4-Bilirkişi kök ve ek raporları,
5-Tüm dosya münderecatı,
DELİLLERİN DEĞERLENDİRİLMESİ VE HUKUKÎ NİTELENDİRME :
Dava; taraflar arasındaki 24/10/2014 tarihli “Hizmet Alımları Tip Sözleşmesi”nin 35.3. maddesi hükmüne göre “Özelleştirme Yüksek Kurulu”nun kararıyla tek taraflı olarak sona erdirilmesi nedeniyle, ihale kapsamında çalıştırılan işçilerin kıdem tazminatından sorumluluğun davalıda olduğunun tespiti ile hakediş alacağının tahsili ve teminat mektuplarının iadesi veya nakde çevrilmesi durumunda teminat mektubu bedellerinin tahsili istemlerine ilişkindir
Davacı şirket ile davalı arasında 24/10/2014 tarihli … Antalya ve Yöresi HES İşletme Müdürlüğüne Teknik Ve İdarî Yönden Bağlı Olan Fethiye HES’in Güvenlik Hariç Enerji Üretimini Gerçekleştirmek Üzere İşletme, Periyodik Bakım, Onarım ve Revizyon İşlerinin 19 Kişiyle 3 Yıl Süreli Olarak Yaptırılması Hizmet Alım İşi”ne ait sözleşme yapılmış ve bu sözleşme tek taraflı olarak feshedilmiştir. Davacı, ihale kapsamında çalıştırılan işçilerin kıdem tazminatından sorumluluğun davalıda olduğunun tespitinin yanı sıra hakediş alacağının tahsili ile teminat mektuplarının iadesini veya nakde çevrilmesi durumunda teminat mektubu bedellerinin tahsilini istemektedir. Davalı ise davanın reddini dilemiştir.
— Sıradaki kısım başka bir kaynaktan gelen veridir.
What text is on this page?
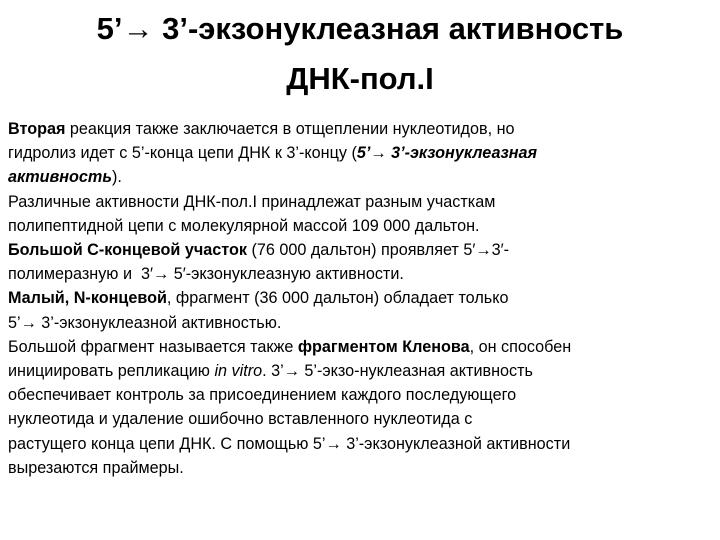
5’→ 3’-экзонуклеазная активность
ДНК-пол.I

Вторая реакция также заключается в отщеплении нуклеотидов, но
гидролиз идет с 5’-конца цепи ДНК к 3’-концу (5’→ 3’-экзонуклеазная
активность).

Различные активности ДНК-пол.I принадлежат разным участкам
полипептидной цепи с молекулярной массой 109 000 дальтон.

Большой С-концевой участок (76 000 дальтон) проявляет 5′→3′-
полимеразную и  3′→ 5′-экзонуклеазную активности.

Малый, N-концевой, фрагмент (36 000 дальтон) обладает только
5’→ 3’-экзонуклеазной активностью.

Большой фрагмент называется также фрагментом Кленова, он способен
инициировать репликацию in vitro. 3’→ 5’-экзо-нуклеазная активность
обеспечивает контроль за присоединением каждого последующего
нуклеотида и удаление ошибочно вставленного нуклеотида с
растущего конца цепи ДНК. С помощью 5’→ 3’-экзонуклеазной активности
вырезаются праймеры.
Davalı vekili, yetki, görev, zamanaşımı, hakdüşürücü süre, taraf ehliyeti, hukukî yarar yokluğu, derdestlik ve husumet itirazlarını ileri sürmüştür. Bu itirazlar yönünden herhangi bir dayanak sunulmamıştır. Davalı kurumun adresi itibariyle yetki itirazı; tacir olan davacı ve davalı şirketlerin sıfatları itibariyle görev itirazı; sözleşme imzalayanlar olmaları itibariyle taraf ehliyeti, hukukî yarar, hak düşürücü süre ve husumet itirazları yerinde değildir. Derdestlik itirazı için herhangi bir derdest dosyadan söz edilmemiştir. Bu sebeple, tüm itirazlar yerinde olmayıp, Mahkememizce reddedilmiştir.
Taraflar arasında sözleşme ilişkisi bulunmaktadır. Kanunda aksine bir hüküm bulunmadıkça, her alacak on yıllık zamanaşımına tabidir (BK m.146,1). 2014 tarihli sözleşmeden doğan alacak istemi yönünden yasal on yıllık genel zamanaşımı süresi dolmadığından istemin reddine karar verilmelidir.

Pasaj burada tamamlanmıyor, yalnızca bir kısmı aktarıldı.